Vice President Harris holds slight leads in head-to-head match-ups against former President Trump in five of the seven main battleground states, though all are within the margin of error, according to polling from Cook Political Report.
The surveys released by the nonpartisan election handicapper Wednesday showed Harris leading in Michigan by 3 percentage points, in Arizona and Wisconsin by 2 points and in Nevada and Pennsylvania by 1 point. Trump led in Georgia by 2 points, and the candidates were tied in North Carolina.
When third-party candidates were included in states where they are on the ballot, Harris takes a 3-point lead in North Carolina and expands her lead by 1 point in Arizona and Pennsylvania. Trump’s lead in Georgia ticks down to 1 point, while Michigan, Nevada and Wisconsin are unchanged.
The results are mostly in line with Cook Political Report’s last set of surveys from August and reemphasize just how close this year’s presidential race appears. The largest shifts in the head-to-head match-ups came in Nevada, where Trump led by 3 points in the August survey, and Georgia, which was tied.
Harris’s overall lead across all seven battlegrounds combined stayed at 1 point in the head-to-head match-up and 2 points with third-party candidates in the mix.
But Cook Political Report’s Amy Walter and Jessica Taylor noted in their analysis of the results that the polling found shifts under the top-line numbers on certain key issues and with certain demographics.
Trump still leads on whom voters trust more to handle the economy by 5 points, as he did in August, but he no longer leads on getting inflation under control.
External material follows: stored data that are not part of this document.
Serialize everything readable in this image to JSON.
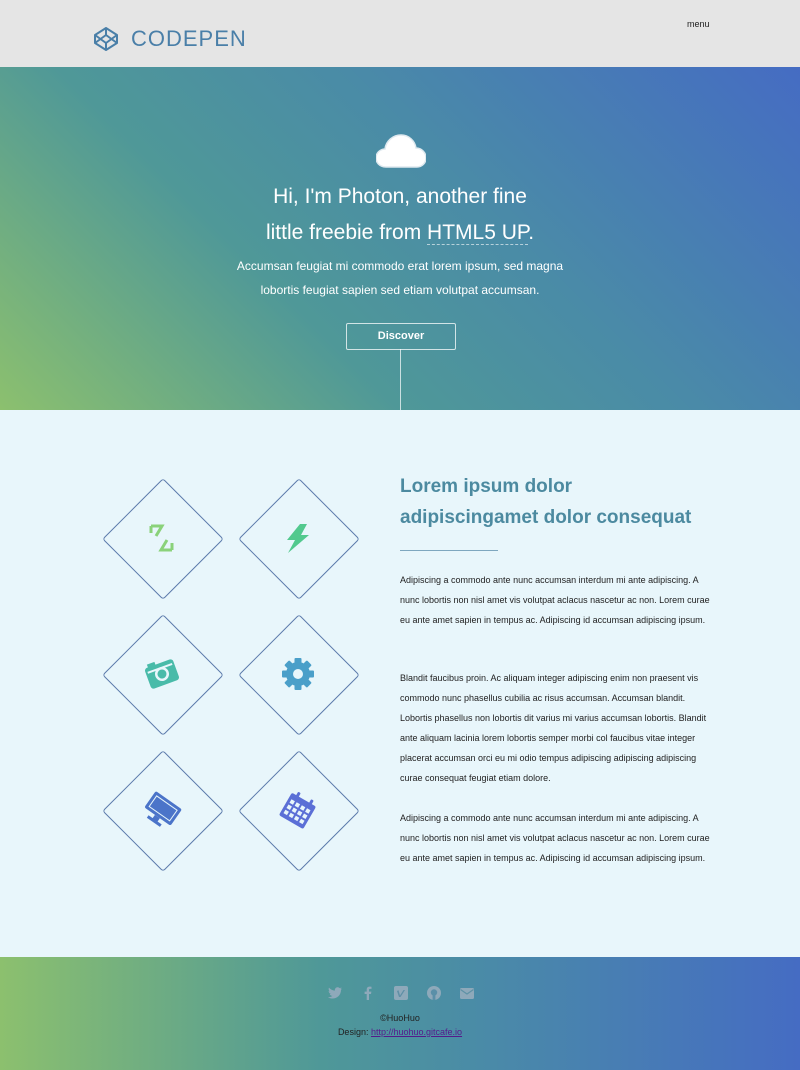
{
  "header": {
    "brand": "CODEPEN",
    "menu_label": "menu"
  },
  "hero": {
    "title_line1": "Hi, I'm Photon, another fine",
    "title_line2_prefix": "little freebie from ",
    "title_link": "HTML5 UP",
    "title_line2_suffix": ".",
    "subtitle_line1": "Accumsan feugiat mi commodo erat lorem ipsum, sed magna",
    "subtitle_line2": "lobortis feugiat sapien sed etiam volutpat accumsan.",
    "button_label": "Discover"
  },
  "features": {
    "icons": [
      "code-icon",
      "bolt-icon",
      "camera-icon",
      "cog-icon",
      "desktop-icon",
      "calendar-icon"
    ],
    "colors": [
      "#8ad27a",
      "#52c98e",
      "#49bba9",
      "#4a9fc9",
      "#4b74c9",
      "#5b6fd6"
    ]
  },
  "content": {
    "heading_line1": "Lorem ipsum dolor",
    "heading_line2": "adipiscingamet dolor consequat",
    "paragraphs": [
      "Adipiscing a commodo ante nunc accumsan interdum mi ante adipiscing. A nunc lobortis non nisl amet vis volutpat aclacus nascetur ac non. Lorem curae eu ante amet sapien in tempus ac. Adipiscing id accumsan adipiscing ipsum.",
      "Blandit faucibus proin. Ac aliquam integer adipiscing enim non praesent vis commodo nunc phasellus cubilia ac risus accumsan. Accumsan blandit. Lobortis phasellus non lobortis dit varius mi varius accumsan lobortis. Blandit ante aliquam lacinia lorem lobortis semper morbi col faucibus vitae integer placerat accumsan orci eu mi odio tempus adipiscing adipiscing adipiscing curae consequat feugiat etiam dolore.",
      "Adipiscing a commodo ante nunc accumsan interdum mi ante adipiscing. A nunc lobortis non nisl amet vis volutpat aclacus nascetur ac non. Lorem curae eu ante amet sapien in tempus ac. Adipiscing id accumsan adipiscing ipsum."
    ]
  },
  "footer": {
    "social": [
      "twitter-icon",
      "facebook-icon",
      "vimeo-icon",
      "github-icon",
      "envelope-icon"
    ],
    "copyright": "©HuoHuo",
    "design_label": "Design: ",
    "design_link": "http://huohuo.gitcafe.io"
  }
}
He and Harris were tied in the most recent survey, while he previously held a 6 point lead.
Polling has found that perceptions inflation is getting worse have slightly declined.
Trump still comfortably leads on handling the issue of immigration, considered one of the biggest potential vulnerabilities for Democrats, but the lead shrunk from 14 points to 9 points.
In Trump’s favor, Harris’s lead among independents dropped from 8 points to just 2 points.
Meanwhile, the potential for consequential split-ticket voting in these states appears to remain, with Democratic candidates for Senate leading in each state but by varying margins.
Rep. Elissa Slotkin (D-Mich.) has a slight lead of 4 points over her Republican opponent, former Rep. Mike Rogers (R), in the Michigan Senate race, down from 8 points in August. Pennsylvania Sen. Bob Casey (D) leads Republican David McCormick by 7 points, down from 13 points in August.
And Wisconsin Sen. Tammy Baldwin (D) leads Republican Eric Hovde by 2 points, the same margin as Harris’s lead over Trump.
Other states had larger margins for Democrats. Rep. Ruben Gallego (D-Ariz.) and Sen. Jacky Rosen (D-Nev.) both have 13-point leads over Kari Lake and Sam Brown, their respective Republican opponents in the Arizona and Nevada Senate races.
North Carolina does not have a Senate race, but in the governor’s race, state Attorney General Josh Stein (D) leads Republican Lt. Gov. Mark Robinson by a whopping 24 points in their match-up. Stein had already been polling with double-digit leads, but Robinson’s campaign has been left reeling after a CNN report on many inflammatory comments he reportedly made on a porn website’s forum years ago.
Whether the state will ultimately see more than 20 points of split-ticket voting between the presidential and gubernatorial race — which would be historically rare — remains to be seen.
The poll was conducted Sept. 19-25 across seven battleground states among 2,867 likely voters. The margin of error was 4.5 percentage points in Pennsylvania, 4.8 points in Georgia, Michigan, North Carolina and Wisconsin and 4.9 points in Arizona and Nevada.